Speaker 2: Ralf Herbrich, Amazon
Learning Real-World Probabilistic Models with Approximate Message Passing
Over the past few years, we have entered the world of big and structured data – a trend largely driven by the exponential growth of Internet-based online services such in Search, e-Commerce and Social Networking as well as the ubiquity of smart devices with sensors in everyday life. This poses new challenges for statistical inference and decision-making as some of the basic assumptions are shifting: (1) The ability to store the parameters of (data) models, (2) the level of granularity and ‘building blocks’ in the data modeling phase, and (3) the interplay of computation, storage, communication and inference and decision-making techniques. In this talk, I will discuss the implications of big and structured data for Statistics and the convergence of statistical model and distributed systems. I will present one of the most versatile modeling techniques that combines systems and statistical properties – factor graphs – and review a series of approximate inference techniques such as distributed message passing. The talk will be concluded with an overview of real-world problems at Amazon.
Biography
Since November 2012, Ralf works at Amazon as Director of Machine Learning; until August 2013 he worked in Seattle and then in Berlin, Germany. The team works in the area of Forecasting, Content Linkage, Scalable Machine Learning Services and Vision-Assisted Technologies. From October 2011 to November 2012, Ralf worked at Facebook in Palo Alto & Menlo Park leading the Unified Ranking and Allocation team building horizontal large-scale machine learning infrastructure for learning user-action-rate predictors that enabled unified value experiences across the products. From 2009 to 2011, he was Director of Microsoft’s Future Social Experiences (FUSE) Lab UK demonstrating and enabling new social experiences through development of computational intelligence technologies on large online data collections.

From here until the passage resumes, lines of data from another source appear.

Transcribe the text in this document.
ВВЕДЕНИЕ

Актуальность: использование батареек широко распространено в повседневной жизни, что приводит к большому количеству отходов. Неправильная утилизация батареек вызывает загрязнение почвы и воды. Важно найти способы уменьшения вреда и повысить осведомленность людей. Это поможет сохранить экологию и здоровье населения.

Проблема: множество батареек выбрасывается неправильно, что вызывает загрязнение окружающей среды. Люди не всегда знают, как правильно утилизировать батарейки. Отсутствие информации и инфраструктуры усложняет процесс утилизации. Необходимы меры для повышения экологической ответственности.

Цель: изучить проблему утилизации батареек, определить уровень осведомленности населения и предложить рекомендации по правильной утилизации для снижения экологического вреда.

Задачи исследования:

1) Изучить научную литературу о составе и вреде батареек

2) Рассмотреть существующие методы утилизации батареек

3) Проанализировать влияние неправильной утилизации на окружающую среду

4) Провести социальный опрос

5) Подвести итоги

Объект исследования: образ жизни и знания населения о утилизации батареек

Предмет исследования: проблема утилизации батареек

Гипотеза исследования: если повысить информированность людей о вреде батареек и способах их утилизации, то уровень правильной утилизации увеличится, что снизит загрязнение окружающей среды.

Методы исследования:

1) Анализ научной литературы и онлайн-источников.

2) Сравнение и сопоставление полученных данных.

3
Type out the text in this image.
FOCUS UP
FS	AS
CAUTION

From 2006 – 2009, together with Thore Graepel, Ralf was leading the Applied Games and the Online Services and Advertising (OSA) research group which engaged in research at the intersection of machine learning and computer games as well as research in search and online advertising combining insights from machine learning, information retrieval, game theory, artificial intelligence and social network analysis. Ralf joined Microsoft Research in 2000, he obtained both a diploma degree in Computer Science and a Ph.D. degree in Statistics from the Technical University Berlin. Ralf’s research interests include Bayesian inference and decision making, computer games, kernel methods and statistical learning theory. He is one of the inventors of the DrivatarsTM system in the Forza Motorsport series as well as the TrueSkill™ ranking and matchmaking system in Xbox 360 Live. Ralf also co-invented the adPredictor click-prediction technology used in Bing’s online advertising system.